Mobile Machine Learning with Firebase MLKit & TFLite Custom Models

Firebase Summit Extended 2018 Singapore was recently and I gave a talk on Firebase MLKit and TensorFlow Lite. If you've not used Firebase before, its a mobile platform by Google to make developing Android, iOS and webapps easier and quicker. Originally Firebase was Analytics, Admob and a database but has been expanding quite a lot over the last few years. One of the new additions to the Firebase family is MLKit. It makes it easier to use machine learning features in your app (both Android and iOS) without the hassle it might otherwise be.

Machine learning

Officially, the definition of machine learning is "a method of data analysis that automates analytical model building. It is a branch of artificial intelligence based on the idea that systems can learn from data, identify patterns and make decisions with minimal human intervention". I'm not sure I understand that definition, I think an easier way to understand what ML is, is to compare it to traditional programming. In traditional programming, the human writes the program and has some data and then uses the computer to get some outputs. This could be for example writing a program to detect what fruit is in a photo. The programmer might write rules like "if it's round and red then its an apple" and "curved shape and yellow coloured is a banana". "round shaped and orange coloured is an orange". This pretty quickly becomes really complicated when adding more things to detect or more ways to detect them by (how do you even tell a computer that something has a curved shape?).

Machine learning is basically flipping this around. Instead of writing the rules for the program, you give the computer the inputs and the outputs and use a lot of compute power and the computer will "learn" how to match the inputs to the outputs on its own without the programmer having to write each and every rule. The process of training a model requires a lot of processing power and some ML expertise to design the model to do well for the task. Luckily Firebase already has models for some common tasks and as I'll get to later, there are easier ways to re-train a model too.

MLKit

There are a number of Ready to use models. For most of them there is an on-device and a cloud version of the model. The cloud models are bigger and more accurate but slower than the on-device models since the data needs to be uploaded to the cloud first. The cloud models are also not free. There are a few free calls per month but after that they cost. An example of the cloud vs on-device models is the image labelling API, on-device is trained on 400 labels and the cloud model has 10,000 and the first 1000 uses per month are free. Which one to use would depend quite a lot on the specific use-case and if the 400 labels are enough.

In my talk I demoed the MLKit Android Codelab and showed the MLKit FaceDetection API. There are several modes it can do, the simplest is just find the faces. The more complicated modes can detect the contours of the face (shape of face, eyes, nose, mouth). It can also return the facial expression (smiling, eyes open etc). Detection on device is fast enough to be able to detect on the frames of a video.
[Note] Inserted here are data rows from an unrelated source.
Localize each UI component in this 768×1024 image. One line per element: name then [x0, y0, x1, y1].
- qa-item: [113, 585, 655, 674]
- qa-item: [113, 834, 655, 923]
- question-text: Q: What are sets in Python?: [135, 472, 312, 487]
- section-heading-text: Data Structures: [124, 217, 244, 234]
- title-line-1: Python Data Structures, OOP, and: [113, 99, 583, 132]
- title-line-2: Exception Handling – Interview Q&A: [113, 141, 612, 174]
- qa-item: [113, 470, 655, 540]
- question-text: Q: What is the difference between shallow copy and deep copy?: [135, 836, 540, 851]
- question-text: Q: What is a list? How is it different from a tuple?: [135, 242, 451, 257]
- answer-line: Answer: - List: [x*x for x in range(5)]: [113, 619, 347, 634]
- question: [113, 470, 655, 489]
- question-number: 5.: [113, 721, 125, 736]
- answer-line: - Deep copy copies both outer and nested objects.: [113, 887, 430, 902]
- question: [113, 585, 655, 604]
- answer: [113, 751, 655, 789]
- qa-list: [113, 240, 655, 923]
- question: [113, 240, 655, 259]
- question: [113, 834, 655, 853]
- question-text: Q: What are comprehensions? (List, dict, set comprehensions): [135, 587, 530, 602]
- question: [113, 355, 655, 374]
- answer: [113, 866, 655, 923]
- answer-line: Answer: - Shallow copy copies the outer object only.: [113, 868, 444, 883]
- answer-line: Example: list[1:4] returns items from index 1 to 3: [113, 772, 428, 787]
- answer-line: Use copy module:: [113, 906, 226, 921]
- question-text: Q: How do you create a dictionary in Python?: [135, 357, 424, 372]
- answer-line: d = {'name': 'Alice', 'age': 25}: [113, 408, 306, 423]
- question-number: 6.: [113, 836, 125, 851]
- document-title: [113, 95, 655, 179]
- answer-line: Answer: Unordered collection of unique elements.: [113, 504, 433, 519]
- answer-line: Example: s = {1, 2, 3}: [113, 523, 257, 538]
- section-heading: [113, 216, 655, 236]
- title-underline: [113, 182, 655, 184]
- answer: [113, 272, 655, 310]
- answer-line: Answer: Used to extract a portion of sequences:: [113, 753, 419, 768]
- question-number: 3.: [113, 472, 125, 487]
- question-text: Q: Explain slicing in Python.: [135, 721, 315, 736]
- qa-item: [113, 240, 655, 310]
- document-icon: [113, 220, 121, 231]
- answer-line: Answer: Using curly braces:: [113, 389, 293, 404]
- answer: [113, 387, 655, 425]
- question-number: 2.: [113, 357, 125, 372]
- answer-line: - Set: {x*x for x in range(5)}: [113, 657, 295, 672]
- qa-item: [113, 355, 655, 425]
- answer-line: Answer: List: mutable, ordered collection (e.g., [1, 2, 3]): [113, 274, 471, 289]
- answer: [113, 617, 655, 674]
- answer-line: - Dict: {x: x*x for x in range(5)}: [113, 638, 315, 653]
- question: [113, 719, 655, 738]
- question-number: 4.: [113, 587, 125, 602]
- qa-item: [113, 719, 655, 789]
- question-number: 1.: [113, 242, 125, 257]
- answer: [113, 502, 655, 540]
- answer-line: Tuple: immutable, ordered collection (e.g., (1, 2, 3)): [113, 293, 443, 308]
I recommend playing with the codelab, its simple to follow and set up and play with. These codelabs are better done on device than in the Android Emulator, I was getting initialization errors in the emulator when I tried it.

Custom TensorFlow Lite models

TensorFlow Lite is a stripped down version of regular TensorFlow that is aimed at running on mobile devices. It can only be used for inference, training will still require big TensorFlow and Lite is a little less flexible but in giving up that, you can run TensorFlow Lite on significantly smaller devices. For a comparison, the shared library (not RAM usage, just the lib, RAM will be a lot more) full tensorflow on my computer is ~200MB, whereas TFLite is ~2MB.

Building and using TFLite from scratch is not too difficult but Firebase MLKit does it all much easier and is cross platform so will work on both Android and iOS and automatically takes advantage of any hardware acceleration the device has.

There is another codelab that covers TFLite called TensorFlow for Poets 2. It is a simple camera app that detects different kinds of flowers. It's important to follow the right codelab, there have been several versions of TensorFlow for Poets. The old v1 is long outdated and there are 2 versions of v2, one uses TFMobile which is deprecated and will eventually be removed from TensorFlow in favour of TFLite. The one to use is v2 tflite that I linked above.

Transfer Learning

Transfer Learning Inception model

Transfer Learning is the thing that makes this codelab so easy. Here is a diagram of the Inception architecture that is commonly used for image recognition tasks. The lower levels of these networks are quite generic and detect generic features of images, and the last few layers take in those features and have output neurons for each class. Training the whole network would take ages since its pretty big. Luckily, there is a trick that will speed things up for us, we can take the pre-trained weights for the model and throw away only the last layer and train our own. This "transfering" of weights is where the name Transfer Learning comes from. (We'll actually be using the MobileNet model but the Inception architecture image was prettier and easier to explain.)

The flowers in the codelab are fine but what I really wanted to do was try and make the SeeFood app from the TV show Silicon Valley. I did the codelab like normal first to make sure everything was working and then went to figure out how to make it detect hotdogs vs not hotdogs.

To re-train the model we'll need images in two classes: 'hotdog' and 'not hotdog'. I found a fantastic kaggle dataset that had already organized a bunch of images and sorted them into two folders so grab that from here.

When you checkout the repo, there is a tf_files/retrained_labels.txt file which lists the classes that the model will use. Edit that file so it has only two lines, one class name on each line. Then put the train folder from the kaggle dataset into tf_files/hotdogs/ so you will end up with tf_files/hotdogs/hot_dog/ and tf_files/hotdogs/not_not_dog/.

To train our new hotdog model run this:

export IMAGE_SIZE=224
export ARCHITECTURE="mobilenet_0.50_${IMAGE_SIZE}"
export STEPS=1000

python -m scripts.retrain \
  --bottleneck_dir=tf_files/bottlenecks \
  --how_many_training_steps=$STEPS \
  --train_batch_size=500 \
  --model_dir=tf_files/models/ \
  --summaries_dir=tf_files/training_summaries/"${ARCHITECTURE}" \
  --output_graph=tf_files/retrained_graph.pb \
  --output_labels=tf_files/retrained_labels.txt \
  --architecture="${ARCHITECTURE}" \
  --image_dir=tf_files/hotdogs

That will take a few minutes to run and then will output a new tf_files/retrained_graph.pb file which is the trained version of the hotdog model. Next we need to convert the protobuf file into TFLite's flatbuffer format by running:

export IMAGE_SIZE=224

tflite_convert \
  --graph_def_file=tf_files/retrained_graph.pb \
  --output_file=tf_files/optimized_graph.lite \
  --input_format=TENSORFLOW_GRAPHDEF \
  --output_format=TFLITE \
  --input_shape=1,${IMAGE_SIZE},${IMAGE_SIZE},3 \
  --input_array=input \
  --output_array=final_result \
  --inference_type=FLOAT \
  --input_data_type=FLOAT

Then just copy the optimized_graph.lite into the android project and rebuild. Here is a screenshot of the final result :)

Hotdog not-hotdog screenshot

The slides from the presentation are here. Unfortunately there was no video recording of the talk.